Bild: Später Troumph des Reformators? Mehrfach spiegelndes Lutherbildnis in de…
## Ja!
sagt Isolde Charim, Philosophin und Publizistin aus Wien
Die politische Repräsentation in Deutschland ist heute unzweifelhaft
protestantisch geprägt. Das ist wirklich beachtlich. Nicht nur weil
Protestantismus und Repräsentation so gar nicht zueinander passen - ist
Repräsentationsverweigerung nicht das Markenzeichen von Angela Merkel? Ihr
Auftreten hebt sie von allen anderen ab. Von Radaubrüdern wie Sarkozy,
Berlusconi oder Putin (alles Männer!), aber auch von ihrem Vorgänger im
Kanzleramt.
Schröder schien die Figur der hedonistisch befreiten Gesellschaft zu sein -
der Lebemann, in dem sich eine vehement genießende Gesellschaft
wiedererkennen konnte. Solch eine Figur würde heute aber gar nicht mehr
passen.

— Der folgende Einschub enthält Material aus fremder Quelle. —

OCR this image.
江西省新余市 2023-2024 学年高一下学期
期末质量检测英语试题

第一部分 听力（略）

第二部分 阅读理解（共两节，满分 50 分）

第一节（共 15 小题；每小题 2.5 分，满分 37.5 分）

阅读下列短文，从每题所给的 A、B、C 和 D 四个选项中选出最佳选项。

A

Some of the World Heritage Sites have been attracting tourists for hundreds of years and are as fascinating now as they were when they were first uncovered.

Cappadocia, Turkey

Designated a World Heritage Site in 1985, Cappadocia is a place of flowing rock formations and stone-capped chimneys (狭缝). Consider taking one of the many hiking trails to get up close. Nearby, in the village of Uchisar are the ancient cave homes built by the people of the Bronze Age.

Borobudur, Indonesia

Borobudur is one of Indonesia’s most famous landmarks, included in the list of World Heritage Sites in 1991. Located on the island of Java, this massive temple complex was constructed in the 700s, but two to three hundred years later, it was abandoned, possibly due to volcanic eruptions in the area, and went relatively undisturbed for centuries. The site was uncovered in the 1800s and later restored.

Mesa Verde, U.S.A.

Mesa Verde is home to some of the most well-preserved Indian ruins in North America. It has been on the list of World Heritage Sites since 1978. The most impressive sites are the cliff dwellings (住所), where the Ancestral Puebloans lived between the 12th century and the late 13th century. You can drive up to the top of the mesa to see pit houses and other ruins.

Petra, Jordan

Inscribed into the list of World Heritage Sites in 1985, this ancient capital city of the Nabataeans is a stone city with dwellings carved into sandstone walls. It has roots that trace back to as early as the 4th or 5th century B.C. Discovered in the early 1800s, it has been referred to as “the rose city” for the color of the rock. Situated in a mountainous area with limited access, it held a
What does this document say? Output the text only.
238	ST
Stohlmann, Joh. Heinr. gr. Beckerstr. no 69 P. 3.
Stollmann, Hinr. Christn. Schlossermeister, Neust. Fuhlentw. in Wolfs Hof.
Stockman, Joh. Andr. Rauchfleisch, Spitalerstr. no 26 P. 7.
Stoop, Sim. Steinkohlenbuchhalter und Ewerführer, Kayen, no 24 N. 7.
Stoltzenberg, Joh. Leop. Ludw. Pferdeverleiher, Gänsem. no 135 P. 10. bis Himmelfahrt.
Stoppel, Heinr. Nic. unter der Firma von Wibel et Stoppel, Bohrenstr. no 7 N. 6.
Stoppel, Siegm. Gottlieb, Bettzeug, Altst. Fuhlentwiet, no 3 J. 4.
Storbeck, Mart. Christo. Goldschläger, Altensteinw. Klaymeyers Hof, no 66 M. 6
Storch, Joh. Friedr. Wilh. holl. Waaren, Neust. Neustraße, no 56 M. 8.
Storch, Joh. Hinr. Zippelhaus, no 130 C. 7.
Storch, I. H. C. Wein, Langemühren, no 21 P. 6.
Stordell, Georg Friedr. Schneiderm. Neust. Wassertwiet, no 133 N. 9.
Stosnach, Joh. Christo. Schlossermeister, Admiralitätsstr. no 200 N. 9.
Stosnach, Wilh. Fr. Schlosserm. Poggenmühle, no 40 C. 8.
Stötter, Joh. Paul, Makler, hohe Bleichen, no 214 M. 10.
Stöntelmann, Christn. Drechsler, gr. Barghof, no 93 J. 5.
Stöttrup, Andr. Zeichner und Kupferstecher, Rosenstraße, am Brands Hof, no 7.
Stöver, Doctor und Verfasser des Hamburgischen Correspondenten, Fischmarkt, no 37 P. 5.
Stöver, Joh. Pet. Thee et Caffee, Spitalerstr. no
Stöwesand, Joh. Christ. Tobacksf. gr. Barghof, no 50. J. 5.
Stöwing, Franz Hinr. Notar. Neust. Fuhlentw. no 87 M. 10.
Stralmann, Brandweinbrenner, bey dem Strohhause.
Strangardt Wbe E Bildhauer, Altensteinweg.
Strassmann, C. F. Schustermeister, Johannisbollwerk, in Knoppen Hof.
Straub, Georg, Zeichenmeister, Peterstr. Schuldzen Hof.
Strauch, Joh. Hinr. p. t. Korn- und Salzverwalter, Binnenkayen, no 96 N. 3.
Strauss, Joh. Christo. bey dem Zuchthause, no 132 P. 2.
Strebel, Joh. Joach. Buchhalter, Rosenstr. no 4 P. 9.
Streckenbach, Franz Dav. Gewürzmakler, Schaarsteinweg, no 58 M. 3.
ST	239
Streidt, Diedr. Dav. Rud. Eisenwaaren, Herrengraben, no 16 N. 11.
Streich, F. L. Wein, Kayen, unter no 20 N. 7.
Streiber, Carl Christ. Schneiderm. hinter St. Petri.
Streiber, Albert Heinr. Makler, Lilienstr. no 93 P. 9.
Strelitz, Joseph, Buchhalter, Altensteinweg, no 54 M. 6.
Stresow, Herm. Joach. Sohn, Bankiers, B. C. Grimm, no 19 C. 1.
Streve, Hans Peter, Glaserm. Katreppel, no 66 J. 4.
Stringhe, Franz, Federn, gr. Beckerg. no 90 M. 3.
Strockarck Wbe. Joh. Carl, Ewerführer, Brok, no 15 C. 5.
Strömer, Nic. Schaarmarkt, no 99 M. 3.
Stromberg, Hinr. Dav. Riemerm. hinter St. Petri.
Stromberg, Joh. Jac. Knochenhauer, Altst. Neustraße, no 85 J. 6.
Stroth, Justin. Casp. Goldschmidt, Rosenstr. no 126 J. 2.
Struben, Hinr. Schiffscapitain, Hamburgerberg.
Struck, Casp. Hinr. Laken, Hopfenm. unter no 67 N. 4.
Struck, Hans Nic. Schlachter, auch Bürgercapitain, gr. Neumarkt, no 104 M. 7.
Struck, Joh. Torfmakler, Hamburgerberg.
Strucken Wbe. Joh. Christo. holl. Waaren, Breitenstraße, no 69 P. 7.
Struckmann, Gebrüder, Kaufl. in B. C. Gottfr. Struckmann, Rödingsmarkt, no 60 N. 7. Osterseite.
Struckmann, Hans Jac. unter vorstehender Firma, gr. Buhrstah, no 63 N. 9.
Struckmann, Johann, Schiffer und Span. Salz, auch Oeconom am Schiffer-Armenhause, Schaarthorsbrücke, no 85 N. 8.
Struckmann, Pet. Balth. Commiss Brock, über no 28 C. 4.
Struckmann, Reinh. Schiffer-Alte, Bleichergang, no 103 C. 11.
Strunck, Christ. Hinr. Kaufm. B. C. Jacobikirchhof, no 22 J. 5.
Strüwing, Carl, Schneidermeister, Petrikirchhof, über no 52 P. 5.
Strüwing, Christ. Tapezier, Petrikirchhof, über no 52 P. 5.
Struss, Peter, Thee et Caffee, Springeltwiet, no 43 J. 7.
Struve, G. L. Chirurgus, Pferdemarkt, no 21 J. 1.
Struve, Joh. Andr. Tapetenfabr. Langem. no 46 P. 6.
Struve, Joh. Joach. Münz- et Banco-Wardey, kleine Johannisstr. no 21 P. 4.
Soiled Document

Nicht weil die Gesellschaft zu den protestantischen Tugenden von
Askese, Enthaltsamkeit und Disziplin zurückgefunden hätte. Aber mit der
Finanzkrise hat sich die Situation radikal verändert. Und wenn diese
Veränderung auch noch keine tief greifende mentale Wandlung ausgelöst hat,
so gibt es doch - ob subkutan oder explizit - ein weitverbreitetes
Verständnis dafür, dass es einer geistigen Erneuerung bedarf.

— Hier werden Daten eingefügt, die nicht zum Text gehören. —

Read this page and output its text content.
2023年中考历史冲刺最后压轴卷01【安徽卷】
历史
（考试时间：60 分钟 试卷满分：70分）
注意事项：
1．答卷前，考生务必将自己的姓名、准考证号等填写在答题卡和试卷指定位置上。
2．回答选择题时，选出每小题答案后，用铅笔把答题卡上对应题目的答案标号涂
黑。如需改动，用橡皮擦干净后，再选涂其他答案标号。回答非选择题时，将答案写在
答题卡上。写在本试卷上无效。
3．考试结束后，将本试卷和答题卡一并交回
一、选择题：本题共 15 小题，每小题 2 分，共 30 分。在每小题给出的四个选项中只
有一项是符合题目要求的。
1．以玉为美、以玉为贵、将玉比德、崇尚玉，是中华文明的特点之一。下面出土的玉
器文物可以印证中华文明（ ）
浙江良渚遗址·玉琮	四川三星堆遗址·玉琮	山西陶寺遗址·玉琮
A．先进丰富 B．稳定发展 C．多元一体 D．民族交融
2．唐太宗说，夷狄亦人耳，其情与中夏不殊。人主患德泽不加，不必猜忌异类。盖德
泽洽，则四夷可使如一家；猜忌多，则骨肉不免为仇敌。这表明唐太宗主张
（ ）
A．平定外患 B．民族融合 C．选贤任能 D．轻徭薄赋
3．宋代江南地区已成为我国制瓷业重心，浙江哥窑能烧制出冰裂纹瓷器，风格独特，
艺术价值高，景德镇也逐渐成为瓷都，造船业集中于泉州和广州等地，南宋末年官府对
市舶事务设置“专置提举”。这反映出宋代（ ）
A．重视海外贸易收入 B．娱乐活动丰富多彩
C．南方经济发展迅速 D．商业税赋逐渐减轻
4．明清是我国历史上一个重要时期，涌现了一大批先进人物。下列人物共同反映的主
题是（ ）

Wir haben also die ungewöhnliche Situation, dass es eine Nichtentsprechung
von Bevölkerung und ihrer Repräsentation gibt und dass diese Schere keinen
Unmut auslöst. Im Gegenteil: Merkel verkörpert so eine Art
"Avantgardefunktion" in Sachen Protestantismus, die die Leute beruhigt. Das
zeigt die Zustimmung, die Merkel weit über ihre tatsächliche Wählerschaft
hinaus genießt.
Steinmeier war ja auch nicht gerade eine Glamourfigur. Es war ein bisschen
die Wahl: Wer ist protestantischer? Wer verkörpert besser Pragmatismus,
Nüchternheit, Bescheidenheit? Da war die Frau aus dem Osten ihrem
Herausforderer tatsächlich überlegen. Der Protestantismus kehrt also als
Erbschaft des Kommunismus wieder und stutzt auch so antiprotestantische
Figuren wie Westerwelle zurecht.
Merkel erfüllt die Sehnsucht nach Strenge und Askese optimal. Denn sie ist
der Garant eines stellvertretenden Protestantismus - einer Gesellschaft,
die dort noch nicht angekommen sein mag, die aber weiß, dass es genau
dessen jetzt bedarf.
## Nein!
sagt Ralph Bollmann, Leiter des taz-Parlamentsbüros
Würde man Historiker nach dem Deutschesten aller Deutschen fragen, fiele
die Wahl vermutlich auf Martin Luther. Kein Ereignis hat das Land so sehr
geprägt wie die Reformation. Ohne sie keine Glaubensspaltung und blutigen
Religionskriege, keine preußische Allianz von Thron und Altar. Mit seiner
Abneigung gegen das "welsche" Papsttum, gegen die Globalisierung der
römischen Kirche und den frühkapitalistischen Ablasshandel steht Luther für
vieles von dem, was später als deutscher Sonderweg oder "Abkehr vom Westen"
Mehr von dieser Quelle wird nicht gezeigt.